In June 2015, she sent out a note to the employees that read: "It has been brought to our attention by building management and Security that the stairwells are being used inappropriately.... Cigarettes, plastic cups filled with beer, and several used condoms were found in the stairwell. Yes, you read that right. Do not use the stairwells to smoke, drink, eat, or have sex. Please respect building and company policy and use common sense...."
These bans by the company's top management are an effort to put an end to the inappropriate culture prevailing in its office, especially among the staff belonging to its sales division.

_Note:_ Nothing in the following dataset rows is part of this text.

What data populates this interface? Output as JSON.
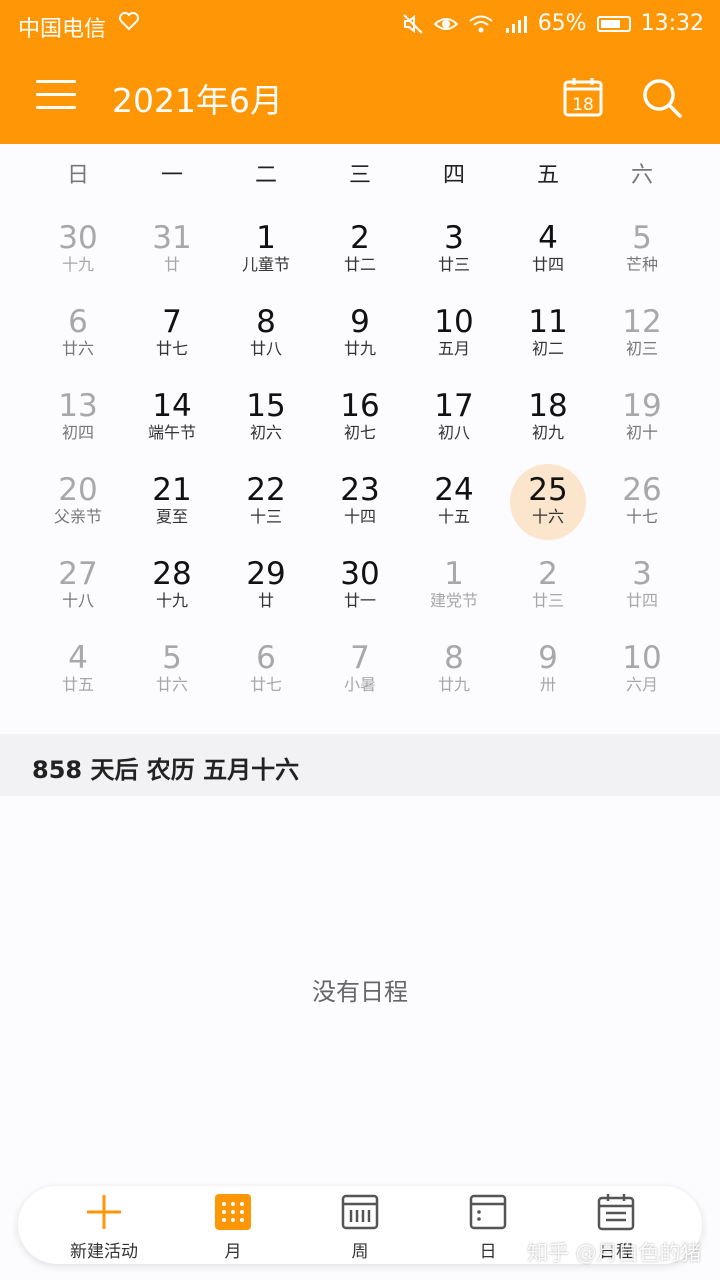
{
  "status_bar": {
    "carrier": "中国电信",
    "battery": "65%",
    "time": "13:32"
  },
  "app_bar": {
    "title": "2021年6月",
    "today_day": "18"
  },
  "weekdays": [
    "日",
    "一",
    "二",
    "三",
    "四",
    "五",
    "六"
  ],
  "calendar": [
    [
      {
        "day": "30",
        "lunar": "十九",
        "dim": true
      },
      {
        "day": "31",
        "lunar": "廿",
        "dim": true
      },
      {
        "day": "1",
        "lunar": "儿童节"
      },
      {
        "day": "2",
        "lunar": "廿二"
      },
      {
        "day": "3",
        "lunar": "廿三"
      },
      {
        "day": "4",
        "lunar": "廿四"
      },
      {
        "day": "5",
        "lunar": "芒种"
      }
    ],
    [
      {
        "day": "6",
        "lunar": "廿六"
      },
      {
        "day": "7",
        "lunar": "廿七"
      },
      {
        "day": "8",
        "lunar": "廿八"
      },
      {
        "day": "9",
        "lunar": "廿九"
      },
      {
        "day": "10",
        "lunar": "五月"
      },
      {
        "day": "11",
        "lunar": "初二"
      },
      {
        "day": "12",
        "lunar": "初三"
      }
    ],
    [
      {
        "day": "13",
        "lunar": "初四"
      },
      {
        "day": "14",
        "lunar": "端午节"
      },
      {
        "day": "15",
        "lunar": "初六"
      },
      {
        "day": "16",
        "lunar": "初七"
      },
      {
        "day": "17",
        "lunar": "初八"
      },
      {
        "day": "18",
        "lunar": "初九"
      },
      {
        "day": "19",
        "lunar": "初十"
      }
    ],
    [
      {
        "day": "20",
        "lunar": "父亲节"
      },
      {
        "day": "21",
        "lunar": "夏至"
      },
      {
        "day": "22",
        "lunar": "十三"
      },
      {
        "day": "23",
        "lunar": "十四"
      },
      {
        "day": "24",
        "lunar": "十五"
      },
      {
        "day": "25",
        "lunar": "十六",
        "selected": true
      },
      {
        "day": "26",
        "lunar": "十七"
      }
    ],
    [
      {
        "day": "27",
        "lunar": "十八"
      },
      {
        "day": "28",
        "lunar": "十九"
      },
      {
        "day": "29",
        "lunar": "廿"
      },
      {
        "day": "30",
        "lunar": "廿一"
      },
      {
        "day": "1",
        "lunar": "建党节",
        "dim": true
      },
      {
        "day": "2",
        "lunar": "廿三",
        "dim": true
      },
      {
        "day": "3",
        "lunar": "廿四",
        "dim": true
      }
    ],
    [
      {
        "day": "4",
        "lunar": "廿五",
        "dim": true
      },
      {
        "day": "5",
        "lunar": "廿六",
        "dim": true
      },
      {
        "day": "6",
        "lunar": "廿七",
        "dim": true
      },
      {
        "day": "7",
        "lunar": "小暑",
        "dim": true
      },
      {
        "day": "8",
        "lunar": "廿九",
        "dim": true
      },
      {
        "day": "9",
        "lunar": "卅",
        "dim": true
      },
      {
        "day": "10",
        "lunar": "六月",
        "dim": true
      }
    ]
  ],
  "info": "858 天后 农历 五月十六",
  "empty_text": "没有日程",
  "nav": {
    "new_event": "新建活动",
    "month": "月",
    "week": "周",
    "day": "日",
    "agenda": "日程"
  },
  "watermark": "知乎 @月白色的猪",
  "colors": {
    "accent": "#fe9605",
    "selected_bg": "#fbe5cc"
  }
}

Sacks has been sending a series of memos to the employees in February 2016 highlighting the importance of cultivating a more mature atmosphere that befits the highly regulated health-insurance space that the start-up operates in.
Yesterday (22 February), Zenefits spokesman Kenneth Baer said: "As Zenefits' new CEO has made clear, it is time to turn the page at Zenefits and embrace a new set of corporate values and culture. Zenefits is now focused on developing business practices that will ensure compliance with all regulatory requirements, and making certain that the company operates with integrity as its number-one value."
The alcohol ban also follows the resignation of founder Conrad as CEO earlier in February. This was attributed to this inappropriate fraternising culture at the company. Announcing the resignation, Sacks had criticised the culture, tone and business practices at Zenefits. "The fact is that many of our internal processes, controls, and actions around compliance have been inadequate, and some decisions have just been plain wrong. As a result, Parker has resigned," Sacks had said.
Zenefits, a software start-up, through its free online portal allows a team to manage all its human resource needs such as payroll, benefits and compliance at a single place. It has raised more than $500m (£354.53m, €452.85m) from investors till date and in May 2015 was valued at $4.5bn, according to The Wall Street Journal.